なんとか窮地を脱することができたダビンクだが、気になるのは騎士団からの応援がなかったことだ。特にブライス王子はその点を気にかけていた。
「リシャールが何を企んでいるのか分からないが……この町が窮地に陥っているという事態は耳に届いているはずなのだが」
戦いが終わった今も、エルドゥーク騎士団がダビンクに顔を出すことはない。
廃墟と化したこの町は放置されたままだった。
「魔界への総攻撃が近いとはいえ、ここが占拠されてしまえば戦況は大きく不利になるというのに」
ザイケルさんも表情を歪めながら言う。
もし、魔界への総攻撃を優先したとなれば、このダビンクは騎士団に見捨てられたということになる。この事実は、実際にダビンクで暮らしている俺たちにとっては大きな衝撃となるだろう。

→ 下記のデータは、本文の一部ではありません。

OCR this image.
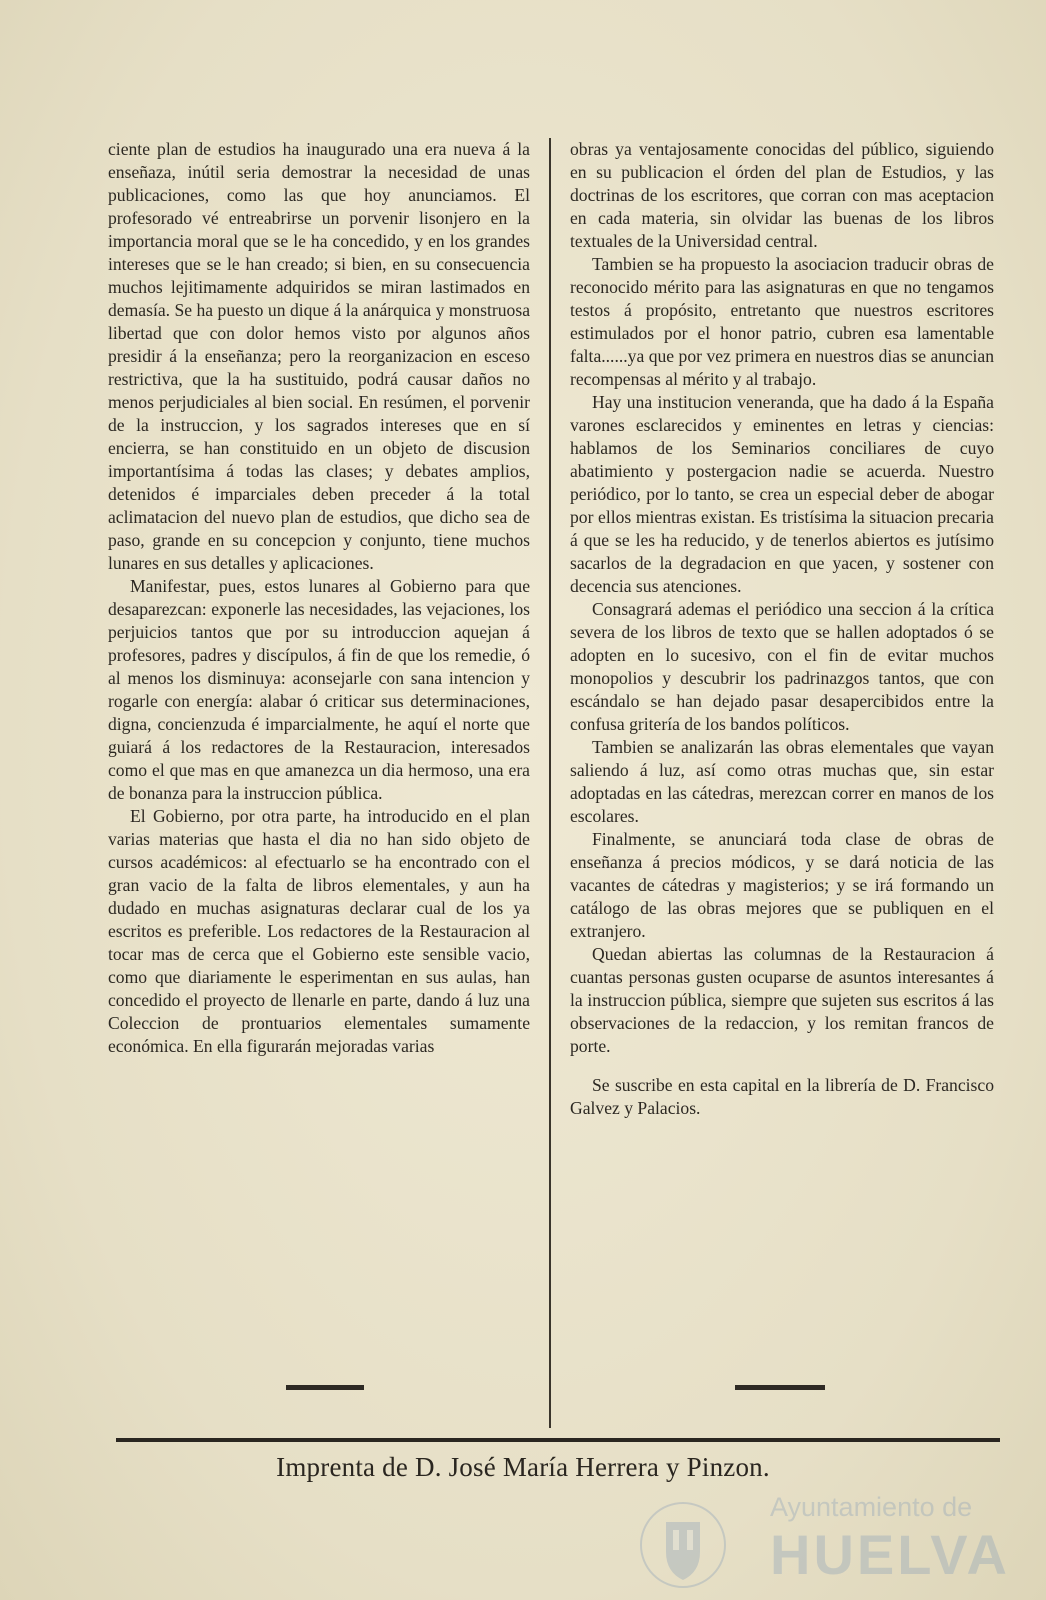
ciente plan de estudios ha inaugurado una era nueva á la enseñaza, inútil seria demostrar la necesidad de unas publicaciones, como las que hoy anunciamos. El profesorado vé entreabrirse un porvenir lisonjero en la importancia moral que se le ha concedido, y en los grandes intereses que se le han creado; si bien, en su consecuencia muchos lejitimamente adquiridos se miran lastimados en demasía. Se ha puesto un dique á la anárquica y monstruosa libertad que con dolor hemos visto por algunos años presidir á la enseñanza; pero la reorganizacion en esceso restrictiva, que la ha sustituido, podrá causar daños no menos perjudiciales al bien social. En resúmen, el porvenir de la instruccion, y los sagrados intereses que en sí encierra, se han constituido en un objeto de discusion importantísima á todas las clases; y debates amplios, detenidos é imparciales deben preceder á la total aclimatacion del nuevo plan de estudios, que dicho sea de paso, grande en su concepcion y conjunto, tiene muchos lunares en sus detalles y aplicaciones.

Manifestar, pues, estos lunares al Gobierno para que desaparezcan: exponerle las necesidades, las vejaciones, los perjuicios tantos que por su introduccion aquejan á profesores, padres y discípulos, á fin de que los remedie, ó al menos los disminuya: aconsejarle con sana intencion y rogarle con energía: alabar ó criticar sus determinaciones, digna, concienzuda é imparcialmente, he aquí el norte que guiará á los redactores de la Restauracion, interesados como el que mas en que amanezca un dia hermoso, una era de bonanza para la instruccion pública.

El Gobierno, por otra parte, ha introducido en el plan varias materias que hasta el dia no han sido objeto de cursos académicos: al efectuarlo se ha encontrado con el gran vacio de la falta de libros elementales, y aun ha dudado en muchas asignaturas declarar cual de los ya escritos es preferible. Los redactores de la Restauracion al tocar mas de cerca que el Gobierno este sensible vacio, como que diariamente le esperimentan en sus aulas, han concedido el proyecto de llenarle en parte, dando á luz una Coleccion de prontuarios elementales sumamente económica. En ella figurarán mejoradas varias

obras ya ventajosamente conocidas del público, siguiendo en su publicacion el órden del plan de Estudios, y las doctrinas de los escritores, que corran con mas aceptacion en cada materia, sin olvidar las buenas de los libros textuales de la Universidad central.

Tambien se ha propuesto la asociacion traducir obras de reconocido mérito para las asignaturas en que no tengamos testos á propósito, entretanto que nuestros escritores estimulados por el honor patrio, cubren esa lamentable falta......ya que por vez primera en nuestros dias se anuncian recompensas al mérito y al trabajo.

Hay una institucion veneranda, que ha dado á la España varones esclarecidos y eminentes en letras y ciencias: hablamos de los Seminarios conciliares de cuyo abatimiento y postergacion nadie se acuerda. Nuestro periódico, por lo tanto, se crea un especial deber de abogar por ellos mientras existan. Es tristísima la situacion precaria á que se les ha reducido, y de tenerlos abiertos es jutísimo sacarlos de la degradacion en que yacen, y sostener con decencia sus atenciones.

Consagrará ademas el periódico una seccion á la crítica severa de los libros de texto que se hallen adoptados ó se adopten en lo sucesivo, con el fin de evitar muchos monopolios y descubrir los padrinazgos tantos, que con escándalo se han dejado pasar desapercibidos entre la confusa gritería de los bandos políticos.

Tambien se analizarán las obras elementales que vayan saliendo á luz, así como otras muchas que, sin estar adoptadas en las cátedras, merezcan correr en manos de los escolares.

Finalmente, se anunciará toda clase de obras de enseñanza á precios módicos, y se dará noticia de las vacantes de cátedras y magisterios; y se irá formando un catálogo de las obras mejores que se publiquen en el extranjero.

Quedan abiertas las columnas de la Restauracion á cuantas personas gusten ocuparse de asuntos interesantes á la instruccion pública, siempre que sujeten sus escritos á las observaciones de la redaccion, y los remitan francos de porte.

Se suscribe en esta capital en la librería de D. Francisco Galvez y Palacios.

Imprenta de D. José María Herrera y Pinzon.
Ayuntamiento de
HUELVA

その王国騎士団は、各国の主力を中心に編制された連合軍として魔界へ乗り込もうとしている。ブライス王子は、それについて自身の考えを述べた。
「俺は……リシャールとは違った戦力で魔王に挑もうと考えている」
「「「「「!?」」」」」
緊張感が応接室を包んだ。
ブライス王子が考えている、連合軍とは違った戦力――その中枢を担う戦力は、
「アルヴィン……君には主力として加わってもらいたい」
「! お、俺がですか?」
驚きの声をあげるも、予想はついていた。
しかし……リシャール王子にも同じようなことを言われたが、あの時のような嫌な予感めいたものはない。むしろ、彼とともに戦いという意欲があった。それはきっと、短い間とはいえ同じ店で働き、人となりをよく知っているからだろう。
ブライス王子は真面目な人だ。
裏表がない。
王家の関係者はそれを気に入らないとする者が少なくないようだが、俺としてはそういった人間の方が信頼できる。
それに――俺だけじゃない。
シェルニ、フラヴィア、レクシー、ザラ、ケーニル、そしてザイケルさんやコナーさんたちまで、みんながブライス王子とともに戦いたいという気持ちを抱いている――それを背中で感じ取った。
だから、答えは決まっている。
「分かりました。戦います――この世界のために」
静かに、だけど力強く。
俺はブライス王子に結論を告げた。
「!? ありがとう、アルヴィン」
ブライス王子は涙を流して喜んだ。
大袈裟だなと思いつつ、身は引き締まった。
とりあえず、魔界へ乗り込むための方法を考えないといけないな。
まずはその課題に挑むとしよう。